Short remarks on possible production of defects in low temperature semiconductor detectors for dark matter physics experiments

TL;DR

This paper discusses how defect production in low-temperature semiconductor detectors, used in dark matter experiments, can affect energy measurements and potentially lead to errors in identifying WIMP interactions.

Contribution

It highlights the significance of defect formation in semiconductors during WIMP interactions and estimates its impact on energy balance, an aspect often overlooked in current analyses.

Findings

Defects are produced at all temperatures during WIMP interactions.

Defect formation impacts energy measurements in the keV range.

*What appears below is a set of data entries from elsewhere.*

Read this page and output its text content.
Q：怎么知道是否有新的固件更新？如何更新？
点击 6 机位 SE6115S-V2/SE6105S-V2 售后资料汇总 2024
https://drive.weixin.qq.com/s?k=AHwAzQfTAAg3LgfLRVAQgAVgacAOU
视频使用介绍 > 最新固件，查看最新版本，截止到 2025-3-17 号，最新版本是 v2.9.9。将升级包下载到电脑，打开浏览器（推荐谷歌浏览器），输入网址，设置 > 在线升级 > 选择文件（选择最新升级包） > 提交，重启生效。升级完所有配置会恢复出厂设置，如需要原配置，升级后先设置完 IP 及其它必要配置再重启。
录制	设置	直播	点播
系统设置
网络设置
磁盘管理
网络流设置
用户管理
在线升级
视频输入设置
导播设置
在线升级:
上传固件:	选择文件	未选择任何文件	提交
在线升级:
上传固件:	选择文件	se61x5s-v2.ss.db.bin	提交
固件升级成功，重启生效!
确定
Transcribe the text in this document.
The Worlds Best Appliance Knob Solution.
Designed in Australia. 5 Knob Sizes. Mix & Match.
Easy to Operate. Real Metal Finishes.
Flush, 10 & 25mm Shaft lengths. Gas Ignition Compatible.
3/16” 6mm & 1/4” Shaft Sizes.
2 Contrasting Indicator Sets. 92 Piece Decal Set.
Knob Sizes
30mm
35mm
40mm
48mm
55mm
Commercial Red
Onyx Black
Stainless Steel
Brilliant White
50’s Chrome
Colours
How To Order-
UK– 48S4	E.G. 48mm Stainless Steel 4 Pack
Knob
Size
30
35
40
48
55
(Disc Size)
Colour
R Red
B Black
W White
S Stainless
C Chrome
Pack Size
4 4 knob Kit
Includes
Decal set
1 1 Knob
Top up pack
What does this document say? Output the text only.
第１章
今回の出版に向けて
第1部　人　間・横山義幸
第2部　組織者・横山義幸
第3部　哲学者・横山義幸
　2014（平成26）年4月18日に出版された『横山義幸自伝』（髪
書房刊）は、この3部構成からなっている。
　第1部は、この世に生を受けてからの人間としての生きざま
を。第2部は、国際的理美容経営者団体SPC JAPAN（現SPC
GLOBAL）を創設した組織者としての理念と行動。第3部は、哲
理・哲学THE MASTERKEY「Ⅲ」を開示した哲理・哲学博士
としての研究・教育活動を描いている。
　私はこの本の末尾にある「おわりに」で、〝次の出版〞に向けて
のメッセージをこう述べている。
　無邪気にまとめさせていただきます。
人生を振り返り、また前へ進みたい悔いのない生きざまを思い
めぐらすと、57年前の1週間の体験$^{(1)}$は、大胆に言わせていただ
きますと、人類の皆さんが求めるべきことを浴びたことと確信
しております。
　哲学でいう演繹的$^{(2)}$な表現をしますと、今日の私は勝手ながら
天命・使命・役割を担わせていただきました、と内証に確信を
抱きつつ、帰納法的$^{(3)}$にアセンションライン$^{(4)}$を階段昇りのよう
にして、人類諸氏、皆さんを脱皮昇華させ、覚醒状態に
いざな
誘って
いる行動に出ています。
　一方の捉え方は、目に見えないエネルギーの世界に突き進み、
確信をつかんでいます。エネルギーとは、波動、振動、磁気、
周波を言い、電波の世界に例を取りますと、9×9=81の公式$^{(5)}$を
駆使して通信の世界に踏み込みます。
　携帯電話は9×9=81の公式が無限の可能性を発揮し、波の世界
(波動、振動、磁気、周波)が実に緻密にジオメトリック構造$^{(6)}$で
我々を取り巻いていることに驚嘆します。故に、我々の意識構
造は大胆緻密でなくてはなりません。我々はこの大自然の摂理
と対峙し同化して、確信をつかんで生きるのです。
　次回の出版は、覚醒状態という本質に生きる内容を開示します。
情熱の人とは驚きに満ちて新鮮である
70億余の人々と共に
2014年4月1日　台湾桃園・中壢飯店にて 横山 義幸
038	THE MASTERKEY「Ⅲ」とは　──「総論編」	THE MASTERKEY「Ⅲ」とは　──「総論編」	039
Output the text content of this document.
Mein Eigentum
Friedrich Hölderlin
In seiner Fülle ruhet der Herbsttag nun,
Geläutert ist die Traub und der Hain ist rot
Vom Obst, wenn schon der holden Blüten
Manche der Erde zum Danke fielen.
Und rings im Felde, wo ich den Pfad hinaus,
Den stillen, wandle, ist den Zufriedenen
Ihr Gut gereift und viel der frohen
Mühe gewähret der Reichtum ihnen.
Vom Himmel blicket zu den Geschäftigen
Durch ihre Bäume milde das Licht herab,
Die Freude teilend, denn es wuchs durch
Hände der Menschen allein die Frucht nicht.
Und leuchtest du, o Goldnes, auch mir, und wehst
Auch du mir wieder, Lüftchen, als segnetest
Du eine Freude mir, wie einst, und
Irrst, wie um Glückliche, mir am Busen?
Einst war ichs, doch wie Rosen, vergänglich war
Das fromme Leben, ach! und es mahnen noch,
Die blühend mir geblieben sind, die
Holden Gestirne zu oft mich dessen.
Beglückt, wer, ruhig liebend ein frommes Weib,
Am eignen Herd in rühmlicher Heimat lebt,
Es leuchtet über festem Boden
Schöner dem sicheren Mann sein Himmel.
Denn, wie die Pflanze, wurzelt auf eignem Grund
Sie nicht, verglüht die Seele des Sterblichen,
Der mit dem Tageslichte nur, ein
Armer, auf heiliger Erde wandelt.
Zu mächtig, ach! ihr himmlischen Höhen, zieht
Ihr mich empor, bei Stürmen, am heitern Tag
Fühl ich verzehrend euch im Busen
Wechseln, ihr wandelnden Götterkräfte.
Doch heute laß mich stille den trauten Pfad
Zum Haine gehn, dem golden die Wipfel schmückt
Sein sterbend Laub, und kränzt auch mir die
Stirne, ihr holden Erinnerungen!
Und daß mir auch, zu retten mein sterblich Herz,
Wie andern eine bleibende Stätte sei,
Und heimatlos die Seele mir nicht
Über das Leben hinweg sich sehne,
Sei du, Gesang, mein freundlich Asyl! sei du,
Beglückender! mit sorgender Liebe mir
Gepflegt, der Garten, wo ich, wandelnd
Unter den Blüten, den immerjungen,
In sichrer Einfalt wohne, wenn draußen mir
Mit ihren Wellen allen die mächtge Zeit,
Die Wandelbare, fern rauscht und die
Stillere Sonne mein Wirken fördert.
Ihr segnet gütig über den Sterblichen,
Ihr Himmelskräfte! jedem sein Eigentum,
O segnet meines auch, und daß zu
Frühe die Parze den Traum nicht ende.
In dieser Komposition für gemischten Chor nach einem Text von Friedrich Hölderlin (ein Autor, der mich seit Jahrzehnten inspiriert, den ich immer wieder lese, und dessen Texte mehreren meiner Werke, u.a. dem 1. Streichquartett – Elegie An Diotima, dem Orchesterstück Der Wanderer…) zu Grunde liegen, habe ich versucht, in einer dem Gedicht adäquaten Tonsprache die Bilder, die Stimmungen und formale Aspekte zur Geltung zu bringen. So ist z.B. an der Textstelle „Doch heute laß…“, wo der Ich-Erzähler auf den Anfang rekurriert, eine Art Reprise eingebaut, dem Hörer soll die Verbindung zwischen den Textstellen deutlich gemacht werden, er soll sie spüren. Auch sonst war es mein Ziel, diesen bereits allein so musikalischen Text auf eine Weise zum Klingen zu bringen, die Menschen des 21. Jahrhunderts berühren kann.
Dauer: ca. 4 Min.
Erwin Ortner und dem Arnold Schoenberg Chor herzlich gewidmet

Ignoring defects could lead to errors in dark matter detection.

Abstract

The nature of dark matter is still an open problem, but there is evidence that a large part of the dark matter in the universe is non-baryonic, non-luminous and non-relativistic and hypothetical Weakly Interacting Massive Particles (WIMPs) are candidates that satisfy all of the above criteria. In order to minimize the ambiguities in the identification of WIMPs' interactions in their search, in more experiments, two distinct quantities are simultaneously measured: the ionization and phonon or light from scintillation signals. Silicon and germanium crystals are used in some experiments. In this paper we discuss the production of defects in semiconductors due to WIMP interactions and estimate their contribution in the energy balance. This phenomenon is present at all temperatures, is important in the range of keV energies, but is not taken into consideration in the usual analysis of experimental signals and could introduce errors in identification for WIMPs.